Saturday, August 17, 2013

Beginning

I remember, not so long ago, a time when every day presented an occasion, a moment, when the wonder of being alive in the world presented itself to me. Often, this was on the way to work as the sun crested the horizon in front of me. The wonder of being on this spinning planet, the revelation of the sun's light and the beauty of the city as it received it, was like a revelation. It took my breath away and I felt true joy. Then, I was off to work to be trampled and pummeled by some of the worst aspects of reality. Those moments, and others like them, were what held me together. 

Since then, I've been through a divorce and am now two years into wrestling with infertility and miscarriage. Along the way, I have somehow lost the faculty for seeing that bright spot in my dark days. This isn't to say I haven't been happy, I just haven't felt those moments of joy like I used to. Something happened and those moments just disappeared. I don't know what the cause is, and its likely I never will because it isn't any single thing. But, I'm tired of living without the joy.
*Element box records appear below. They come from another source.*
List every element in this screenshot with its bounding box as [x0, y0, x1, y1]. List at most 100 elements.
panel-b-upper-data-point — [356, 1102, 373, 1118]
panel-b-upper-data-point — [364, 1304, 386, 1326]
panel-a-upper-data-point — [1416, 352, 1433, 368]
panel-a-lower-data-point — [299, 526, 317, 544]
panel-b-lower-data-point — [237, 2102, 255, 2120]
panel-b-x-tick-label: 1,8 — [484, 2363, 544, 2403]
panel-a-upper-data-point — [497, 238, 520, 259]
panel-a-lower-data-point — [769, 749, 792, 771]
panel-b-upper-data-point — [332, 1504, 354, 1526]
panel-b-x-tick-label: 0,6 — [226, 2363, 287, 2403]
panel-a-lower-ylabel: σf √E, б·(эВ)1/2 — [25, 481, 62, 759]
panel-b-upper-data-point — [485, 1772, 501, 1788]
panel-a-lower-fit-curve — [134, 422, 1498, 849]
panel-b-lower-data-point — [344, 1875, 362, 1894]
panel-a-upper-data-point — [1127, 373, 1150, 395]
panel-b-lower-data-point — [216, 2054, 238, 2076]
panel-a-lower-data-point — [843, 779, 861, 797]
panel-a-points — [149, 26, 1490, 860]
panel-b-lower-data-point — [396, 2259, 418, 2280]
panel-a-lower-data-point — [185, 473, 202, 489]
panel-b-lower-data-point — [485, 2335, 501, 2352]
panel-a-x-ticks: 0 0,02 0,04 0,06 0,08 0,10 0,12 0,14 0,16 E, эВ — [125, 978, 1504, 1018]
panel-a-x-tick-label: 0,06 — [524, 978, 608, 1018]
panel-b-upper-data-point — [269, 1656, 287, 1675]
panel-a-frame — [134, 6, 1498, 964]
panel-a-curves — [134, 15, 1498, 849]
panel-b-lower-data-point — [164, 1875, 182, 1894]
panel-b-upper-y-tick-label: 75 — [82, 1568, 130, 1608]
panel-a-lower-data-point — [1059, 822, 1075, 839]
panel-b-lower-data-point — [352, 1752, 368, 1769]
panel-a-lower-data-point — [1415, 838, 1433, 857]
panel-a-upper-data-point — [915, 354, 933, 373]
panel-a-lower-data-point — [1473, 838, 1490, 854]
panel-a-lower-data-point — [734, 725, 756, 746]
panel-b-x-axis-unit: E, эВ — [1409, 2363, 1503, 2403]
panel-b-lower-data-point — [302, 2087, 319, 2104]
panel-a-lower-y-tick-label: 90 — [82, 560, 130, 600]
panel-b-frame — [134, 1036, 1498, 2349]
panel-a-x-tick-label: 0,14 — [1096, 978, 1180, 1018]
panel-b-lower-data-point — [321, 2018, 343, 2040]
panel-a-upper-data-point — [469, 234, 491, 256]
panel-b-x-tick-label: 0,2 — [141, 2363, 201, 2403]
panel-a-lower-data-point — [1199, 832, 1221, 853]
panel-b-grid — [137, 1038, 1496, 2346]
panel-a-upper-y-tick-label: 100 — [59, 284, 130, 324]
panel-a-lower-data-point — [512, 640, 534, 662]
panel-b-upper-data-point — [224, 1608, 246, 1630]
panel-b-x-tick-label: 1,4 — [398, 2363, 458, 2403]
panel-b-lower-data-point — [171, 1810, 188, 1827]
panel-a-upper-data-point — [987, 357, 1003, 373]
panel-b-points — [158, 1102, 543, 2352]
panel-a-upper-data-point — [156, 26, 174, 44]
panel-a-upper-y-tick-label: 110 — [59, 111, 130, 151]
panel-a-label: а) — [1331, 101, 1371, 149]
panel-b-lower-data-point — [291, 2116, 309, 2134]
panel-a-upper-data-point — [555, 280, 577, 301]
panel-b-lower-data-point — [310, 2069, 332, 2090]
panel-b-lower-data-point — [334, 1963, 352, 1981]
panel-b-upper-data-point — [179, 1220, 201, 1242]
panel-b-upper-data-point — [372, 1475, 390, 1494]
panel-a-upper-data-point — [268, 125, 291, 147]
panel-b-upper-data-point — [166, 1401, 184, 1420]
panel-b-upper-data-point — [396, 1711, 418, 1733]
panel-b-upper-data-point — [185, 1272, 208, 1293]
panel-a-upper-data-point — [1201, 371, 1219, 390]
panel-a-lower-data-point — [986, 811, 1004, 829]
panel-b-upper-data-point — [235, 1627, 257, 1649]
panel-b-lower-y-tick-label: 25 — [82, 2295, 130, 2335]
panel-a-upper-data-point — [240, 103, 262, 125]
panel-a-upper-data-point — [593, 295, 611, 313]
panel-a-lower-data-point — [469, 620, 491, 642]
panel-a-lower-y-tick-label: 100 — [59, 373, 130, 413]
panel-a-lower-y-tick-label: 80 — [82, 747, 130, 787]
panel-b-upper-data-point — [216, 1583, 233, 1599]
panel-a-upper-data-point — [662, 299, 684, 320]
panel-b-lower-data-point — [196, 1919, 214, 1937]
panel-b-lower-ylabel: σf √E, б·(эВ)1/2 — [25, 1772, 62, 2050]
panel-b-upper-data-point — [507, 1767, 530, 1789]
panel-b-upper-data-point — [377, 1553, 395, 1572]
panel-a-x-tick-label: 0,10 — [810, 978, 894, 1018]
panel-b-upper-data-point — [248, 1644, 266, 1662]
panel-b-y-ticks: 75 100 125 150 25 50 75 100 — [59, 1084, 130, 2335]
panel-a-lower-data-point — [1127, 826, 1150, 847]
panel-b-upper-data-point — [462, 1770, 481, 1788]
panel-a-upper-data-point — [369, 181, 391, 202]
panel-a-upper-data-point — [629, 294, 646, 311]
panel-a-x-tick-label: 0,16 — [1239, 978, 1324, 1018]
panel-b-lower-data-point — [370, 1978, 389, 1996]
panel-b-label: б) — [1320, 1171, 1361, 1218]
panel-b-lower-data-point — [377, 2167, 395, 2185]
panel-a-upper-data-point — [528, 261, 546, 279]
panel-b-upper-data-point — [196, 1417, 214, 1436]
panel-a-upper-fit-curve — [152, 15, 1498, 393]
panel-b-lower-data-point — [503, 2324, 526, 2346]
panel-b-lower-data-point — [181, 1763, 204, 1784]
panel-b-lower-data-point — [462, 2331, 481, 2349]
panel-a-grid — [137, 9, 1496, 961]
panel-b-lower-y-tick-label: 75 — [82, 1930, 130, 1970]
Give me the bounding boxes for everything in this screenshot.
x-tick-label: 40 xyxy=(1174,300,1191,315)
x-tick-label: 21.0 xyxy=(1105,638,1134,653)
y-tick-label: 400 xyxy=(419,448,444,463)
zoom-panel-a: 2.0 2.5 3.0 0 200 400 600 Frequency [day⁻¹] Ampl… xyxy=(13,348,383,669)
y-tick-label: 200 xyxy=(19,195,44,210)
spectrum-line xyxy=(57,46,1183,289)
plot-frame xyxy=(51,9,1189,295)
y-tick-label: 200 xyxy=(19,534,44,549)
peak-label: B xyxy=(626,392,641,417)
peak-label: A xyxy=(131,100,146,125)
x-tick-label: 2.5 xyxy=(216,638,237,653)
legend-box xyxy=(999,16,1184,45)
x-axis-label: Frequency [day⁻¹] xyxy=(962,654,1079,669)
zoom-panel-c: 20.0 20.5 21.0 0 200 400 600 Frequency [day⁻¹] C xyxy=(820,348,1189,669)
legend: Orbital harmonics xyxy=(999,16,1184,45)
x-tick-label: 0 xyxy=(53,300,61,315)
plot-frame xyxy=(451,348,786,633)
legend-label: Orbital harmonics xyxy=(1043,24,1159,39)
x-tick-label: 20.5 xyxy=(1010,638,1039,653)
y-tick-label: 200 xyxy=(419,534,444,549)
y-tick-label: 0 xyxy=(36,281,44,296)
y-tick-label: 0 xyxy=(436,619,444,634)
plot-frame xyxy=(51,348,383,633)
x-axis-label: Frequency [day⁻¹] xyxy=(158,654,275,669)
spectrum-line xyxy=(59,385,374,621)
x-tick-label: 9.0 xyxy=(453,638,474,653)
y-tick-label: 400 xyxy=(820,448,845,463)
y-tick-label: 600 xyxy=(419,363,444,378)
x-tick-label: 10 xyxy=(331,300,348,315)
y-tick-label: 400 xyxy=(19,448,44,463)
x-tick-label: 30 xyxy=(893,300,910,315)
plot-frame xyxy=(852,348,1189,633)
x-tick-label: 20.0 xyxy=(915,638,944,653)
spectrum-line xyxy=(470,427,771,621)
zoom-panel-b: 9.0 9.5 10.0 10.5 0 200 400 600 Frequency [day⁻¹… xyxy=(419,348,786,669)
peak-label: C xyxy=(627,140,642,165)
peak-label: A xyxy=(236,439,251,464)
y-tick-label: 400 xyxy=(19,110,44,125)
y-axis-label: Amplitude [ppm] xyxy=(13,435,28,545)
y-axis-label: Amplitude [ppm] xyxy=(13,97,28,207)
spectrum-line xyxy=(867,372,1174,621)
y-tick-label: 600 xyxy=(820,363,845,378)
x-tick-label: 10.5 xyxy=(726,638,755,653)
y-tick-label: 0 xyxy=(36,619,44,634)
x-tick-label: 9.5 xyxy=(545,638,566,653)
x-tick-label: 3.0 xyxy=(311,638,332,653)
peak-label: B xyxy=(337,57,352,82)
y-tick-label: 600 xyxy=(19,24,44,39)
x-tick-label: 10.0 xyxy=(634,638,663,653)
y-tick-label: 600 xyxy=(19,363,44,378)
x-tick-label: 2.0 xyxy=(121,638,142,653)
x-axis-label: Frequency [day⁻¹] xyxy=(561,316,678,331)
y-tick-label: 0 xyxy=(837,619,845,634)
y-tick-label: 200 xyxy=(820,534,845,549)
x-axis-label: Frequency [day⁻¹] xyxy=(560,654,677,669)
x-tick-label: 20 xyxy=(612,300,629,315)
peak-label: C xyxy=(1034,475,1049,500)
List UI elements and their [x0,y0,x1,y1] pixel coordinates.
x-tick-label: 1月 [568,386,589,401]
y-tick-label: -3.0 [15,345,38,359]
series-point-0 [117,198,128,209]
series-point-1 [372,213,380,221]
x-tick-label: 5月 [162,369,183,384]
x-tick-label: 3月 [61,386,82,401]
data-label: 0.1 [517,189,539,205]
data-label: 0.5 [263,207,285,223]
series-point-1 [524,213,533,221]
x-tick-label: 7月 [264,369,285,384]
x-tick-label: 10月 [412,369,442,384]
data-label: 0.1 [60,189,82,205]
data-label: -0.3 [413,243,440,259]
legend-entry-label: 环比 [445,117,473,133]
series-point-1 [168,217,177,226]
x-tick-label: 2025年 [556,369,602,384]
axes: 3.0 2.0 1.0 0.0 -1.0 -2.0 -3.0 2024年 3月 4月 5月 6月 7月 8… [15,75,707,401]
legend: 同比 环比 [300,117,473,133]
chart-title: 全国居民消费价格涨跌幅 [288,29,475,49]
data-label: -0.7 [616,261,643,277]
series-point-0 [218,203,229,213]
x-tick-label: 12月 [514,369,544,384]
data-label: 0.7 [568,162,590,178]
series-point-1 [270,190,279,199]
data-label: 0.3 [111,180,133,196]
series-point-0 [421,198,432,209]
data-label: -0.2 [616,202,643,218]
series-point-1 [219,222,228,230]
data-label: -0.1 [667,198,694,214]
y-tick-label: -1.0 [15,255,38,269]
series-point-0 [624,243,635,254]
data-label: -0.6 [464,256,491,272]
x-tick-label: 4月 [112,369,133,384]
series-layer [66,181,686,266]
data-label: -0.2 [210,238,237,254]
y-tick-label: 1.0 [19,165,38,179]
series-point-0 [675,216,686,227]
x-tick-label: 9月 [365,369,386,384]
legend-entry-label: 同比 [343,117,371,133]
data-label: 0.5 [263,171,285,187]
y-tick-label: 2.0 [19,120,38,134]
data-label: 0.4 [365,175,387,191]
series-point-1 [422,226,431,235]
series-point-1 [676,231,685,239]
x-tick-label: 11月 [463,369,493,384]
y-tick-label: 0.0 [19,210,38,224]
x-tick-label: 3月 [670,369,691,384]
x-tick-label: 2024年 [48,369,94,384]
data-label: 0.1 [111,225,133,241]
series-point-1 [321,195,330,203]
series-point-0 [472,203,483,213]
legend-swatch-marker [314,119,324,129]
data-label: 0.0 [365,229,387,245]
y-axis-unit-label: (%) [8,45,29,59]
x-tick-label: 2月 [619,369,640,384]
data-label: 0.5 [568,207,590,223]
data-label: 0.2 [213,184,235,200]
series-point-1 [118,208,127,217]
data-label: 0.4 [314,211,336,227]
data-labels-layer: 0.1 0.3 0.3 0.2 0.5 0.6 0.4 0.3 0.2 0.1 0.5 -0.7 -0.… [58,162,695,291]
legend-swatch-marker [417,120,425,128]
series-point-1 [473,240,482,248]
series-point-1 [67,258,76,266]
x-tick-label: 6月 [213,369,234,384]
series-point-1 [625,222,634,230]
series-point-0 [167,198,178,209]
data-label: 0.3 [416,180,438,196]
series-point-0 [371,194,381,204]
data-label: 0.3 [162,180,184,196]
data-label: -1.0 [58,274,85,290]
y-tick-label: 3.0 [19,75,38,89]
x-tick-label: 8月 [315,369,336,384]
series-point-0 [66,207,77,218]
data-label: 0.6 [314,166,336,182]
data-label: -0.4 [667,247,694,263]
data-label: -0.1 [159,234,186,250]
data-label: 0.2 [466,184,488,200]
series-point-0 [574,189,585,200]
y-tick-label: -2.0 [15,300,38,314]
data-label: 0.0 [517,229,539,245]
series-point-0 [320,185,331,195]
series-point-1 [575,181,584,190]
So, I'm starting this blog in an attempt to force myself into looking for it, and finding it. I'm not looking for a life filled with sunbeams and rainbows. I'm just looking for one single moment, each day that reminds me of the joy there is in living.

I have a feeling may of those things will be pretty banal. A cat, a dog, a smile, a sunrise or sunset. But, that's the point, isn't it? There is joy in ordinary life. I need to recapture it.